Je défilais souvent les jours de fête nationale. L’on agitait des petits drapeaux. Ceux de tous les pays avides de liberté. Flamboyance de la lutte. Exaltation d’une fierté nationale. Sentiment d’appartenance à un bloc qui se relève et qui ne veut plus se soumettre au joug de l’Occident: la Libye, la Corée du Nord, l’Algérie, le Burkina, le Vietnam…
Mise en place d’un discours que l’on devait tenir sous peine de connaître les affres de la DGID: tous nos malheurs proviennent des pays riches, de la Banque Mondiale et du FMI. Cette part de vérité devient simplement totale vérité. Qui y pense sceptique y laisse sa peau! C’est facile en fait de se faire à cette idée. Tant de richesse dans ces pays «développés»! Tant de douleurs qu’ils nous ont léguées au sortir de la colonisation!
Des années de dictature où la moindre parole fut répercutée vers des «oreilles révolutionnaires». Des années de dictature où la parole fut organisée de façon à ce que toute réplique soit annihilée. Construction d’un nombre important d’école mais absence flagrante d’enseignants. Jamais l’Etat malgache n’a construit autant de bâtiments scolaires que lors des premières années de la Deuxième République. Des murs. Des bancs. Aucun entretien. Aucune affectation d’enseignant.
Création d’un ministère de la Culture. Ministère de la Censure ont l’habitude de dire les artistes. Bibliothèque nationale à budget indécent. Bibliothèques décrépites. Quelques livres sur la nutrition. Des dons de la Croix Rouge, de l’Unesco. Des vieux livres envoyés par des ONG, des associations. En français. En anglais. En russe. En chinois. J’en ai même vu, lu en espéranto!

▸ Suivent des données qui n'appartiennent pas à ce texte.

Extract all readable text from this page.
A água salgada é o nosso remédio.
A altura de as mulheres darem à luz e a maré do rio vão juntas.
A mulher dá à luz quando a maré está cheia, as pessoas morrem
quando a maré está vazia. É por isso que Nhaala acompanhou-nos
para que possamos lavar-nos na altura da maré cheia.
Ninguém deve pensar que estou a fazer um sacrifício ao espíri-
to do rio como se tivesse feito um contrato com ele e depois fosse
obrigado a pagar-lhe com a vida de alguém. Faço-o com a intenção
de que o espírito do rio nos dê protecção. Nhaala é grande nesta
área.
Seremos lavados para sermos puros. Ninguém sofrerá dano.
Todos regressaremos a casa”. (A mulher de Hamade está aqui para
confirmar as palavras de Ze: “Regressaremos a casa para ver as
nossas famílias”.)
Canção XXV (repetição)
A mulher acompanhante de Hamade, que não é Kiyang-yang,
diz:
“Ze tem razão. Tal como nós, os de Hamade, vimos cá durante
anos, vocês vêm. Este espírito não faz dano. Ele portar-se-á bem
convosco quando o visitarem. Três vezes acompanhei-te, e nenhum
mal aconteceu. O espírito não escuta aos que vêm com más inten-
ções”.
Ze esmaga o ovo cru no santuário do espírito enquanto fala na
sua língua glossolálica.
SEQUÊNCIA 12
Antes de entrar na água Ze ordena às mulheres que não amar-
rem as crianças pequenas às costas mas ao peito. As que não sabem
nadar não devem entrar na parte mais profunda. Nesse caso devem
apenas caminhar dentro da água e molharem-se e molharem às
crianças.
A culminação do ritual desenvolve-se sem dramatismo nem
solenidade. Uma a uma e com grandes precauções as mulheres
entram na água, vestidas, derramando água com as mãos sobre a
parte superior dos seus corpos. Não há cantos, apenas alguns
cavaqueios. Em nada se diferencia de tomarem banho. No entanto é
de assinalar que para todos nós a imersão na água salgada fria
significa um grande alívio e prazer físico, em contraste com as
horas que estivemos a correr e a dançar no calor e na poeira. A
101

J’adorais ça! La langue du pays qui n’existe pas. Je retrouvais le mien!
Coupure totale avec l’extérieur.
Organisation cynique de l’analphabétisme. Jamais état d’ignorance ne fut appliqué à Madagascar. Le silence s’installa naturellement. Qui ne crie ne souffre. Qui n’écrit n’a de douleur. Qui se préoccupe d’un être qui ne se fait ni lire ni entendre? Pouvez-vous me citer un seul écrivain malgache?
Même état de chose au niveau de la santé. Des dispensaires à profusion. Mais quels infirmiers? Quel médecin? Bien souvent, l’on bâtissait une maison en tôle. Bien souvent on le baptisait «dispensaire d’Etat». L’on y apposait le sigle de la Croix Rouge. L’on y venait en masse pour l’inauguration. Le moindre des cyclones emportait le dispensaire. Le moindre des médicaments se retrouvait sur les étals du marchand de beignet. La peste revint à Madagascar. Le choléra. Je ne vous parle même pas du Sida.
Insécurité dans les campagnes. Des voleurs de zébu. Des bandits des grands chemins. L’armée travaille dit-on pour enrayer ce phénomène mais que dire lorsque les zébus volés embarquent dans le plus grand port du pays. En toute tranquillité. En toute légalité. Direction La Réunion. Direction l’île Maurice. Les paysans quittent leurs terres, se terrent dans les villes, mendient. Mains tendues vers les innombrables 4x4 qui sillonnent la ville.
Madagascar occupa, occupe encore le cercle des Pays les Moins Avancés (PMA) du monde.